— Next episode of the /usr/bin/grep saga —

The incontournable logs aggregation Hortonworks, MapR and myDistrib 2.6.X has been continued #1@2015 ( 2.7.1), #2@2016 ( 2.7.2), #2.1@2016.


Milestones

&(ElasticSearch->grep) = &(*ElasticSearch.grep) ?


Spark cluster ready.


From oldschool grep to org.apache.hadoop.examples.Grep (grep 2.0) to xgrep.py (grep 2.1).

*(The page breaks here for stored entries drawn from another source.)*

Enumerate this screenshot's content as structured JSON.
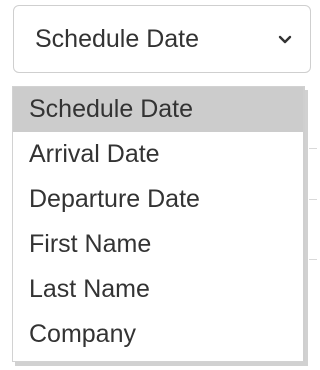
{
  "select": {
    "current_value": "Schedule Date",
    "chevron_icon": "chevron-down-icon"
  },
  "dropdown": {
    "options": [
      {
        "label": "Schedule Date",
        "selected": true
      },
      {
        "label": "Arrival Date",
        "selected": false
      },
      {
        "label": "Departure Date",
        "selected": false
      },
      {
        "label": "First Name",
        "selected": false
      },
      {
        "label": "Last Name",
        "selected": false
      },
      {
        "label": "Company",
        "selected": false
      }
    ],
    "highlight_color": "#cccccc"
  }
}
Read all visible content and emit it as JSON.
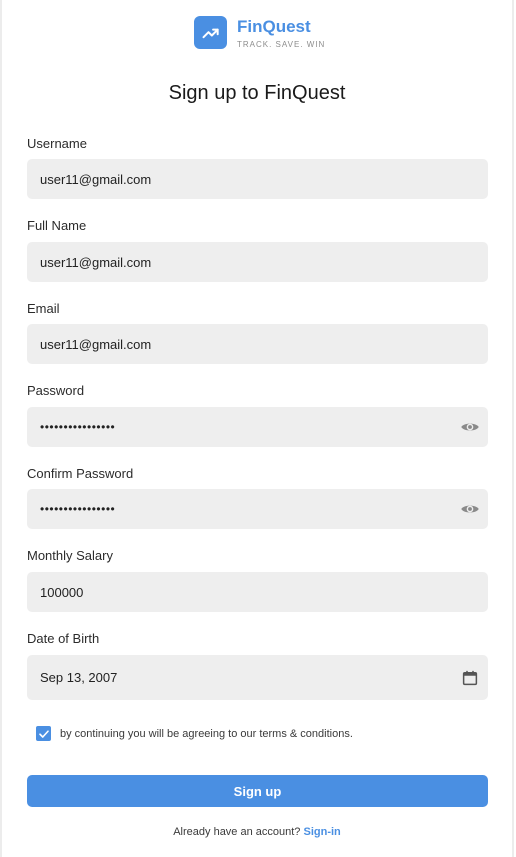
{
  "brand": {
    "name": "FinQuest",
    "tagline": "TRACK. SAVE. WIN",
    "accent_color": "#4a8fe2",
    "logo_icon": "trending-up-icon"
  },
  "page": {
    "title": "Sign up to FinQuest"
  },
  "form": {
    "username": {
      "label": "Username",
      "value": "user11@gmail.com"
    },
    "full_name": {
      "label": "Full Name",
      "value": "user11@gmail.com"
    },
    "email": {
      "label": "Email",
      "value": "user11@gmail.com"
    },
    "password": {
      "label": "Password",
      "value": "••••••••••••••••",
      "toggle_icon": "eye-icon"
    },
    "confirm_password": {
      "label": "Confirm Password",
      "value": "••••••••••••••••",
      "toggle_icon": "eye-icon"
    },
    "monthly_salary": {
      "label": "Monthly Salary",
      "value": "100000"
    },
    "date_of_birth": {
      "label": "Date of Birth",
      "value": "Sep 13, 2007",
      "picker_icon": "calendar-icon"
    },
    "terms": {
      "checked": true,
      "text": "by continuing you will be agreeing to our terms & conditions."
    },
    "submit_label": "Sign up"
  },
  "footer": {
    "prompt": "Already have an account?",
    "link_label": "Sign-in"
  }
}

MapReduce grep 2.0, already oldschool in the BigData timescale ?

 
hadoop org.apache.hadoop.examples.Grep hdfs://vm01.jbdata.fr:9000/logstash/2016-05-12 hdfs://vm01.jbdata.fr:9000/_output "INFO"
 

Spark-Python grep 2.1, soon oldschool in the roadmap ?

 
/usr/local/spark/bin/spark-submit /data31tech/dev/spark-00/xgrep.py /test/lstash-00/2016-06-10/hadoop-hduser-datanode-vm01.log ERROR
 

1st level, SparkContext release.

#
# @author JBD-2016-07
# http://data31tech.fr
#
 
from __future__ import print_function
 
import sys
 
from pyspark import SparkContext
from pyspark.streaming import StreamingContext
from pyspark.sql import SparkSession
 
if __name__ == "__main__":
  if len(sys.argv) != 3:
    print("Usage: xgrep file pattern", file=sys.stderr)
    exit(-1)
 
  aSparkContext = SparkContext(appName="xgrep@JBD")
  aFile = aSparkContext.textFile(sys.argv[1])
  theErrors = aFile.filter(lambda line, pattern=sys.argv[2] : pattern in line)
  print("Results#SparkContext:")
  print(theErrors)
  print("Number of {} : {}".format(sys.argv[2], theErrors.count()))
  # for anItems in theErrors.collect():
  #     print(anItems)
  aSparkContext.stop()

2nd level, SparkSession release. 3rd level, RDD for another CaseStudy#*.

#
# @author JBD-2016-07
# http://data31tech.fr
#
 
from __future__ import print_function
 
import sys
 
from pyspark import SparkContext
from pyspark.streaming import StreamingContext
from pyspark.sql import SparkSession
 
if __name__ == "__main__":
  if len(sys.argv) != 3:
    print("Usage: xgrep file pattern", file=sys.stderr)
    exit(-1)
 
  aSparkSQLSession = SparkSession.builder.appName("xgrep@JBD").getOrCreate()
  theLines = aSparkSQLSession.read.text(sys.argv[1])
  theErrors = theLines.filter("value like '%ERROR%'")
  print("Results#SparkSQLSession:")
  print(theLines)
  print(theErrors)
  theLines.show()
  theErrors.show()
  aSparkSQLSession.stop()

From ASM, C/C++, SDK32/MFC, JAVA, 2D/3D, PHP, Androïd, HTML5 to Pig Latin, jruby, python by the way Shell(s), PERL, IDL, OCCAM, LISP, PROLOG, APT, TODO#?

TODOs

The incontournable logs aggregation Hortonworks, MapR and myDistrib 2.6.X DONE#1@2015, DONE#2@2016, DONE#2.1@2016, TODO#3.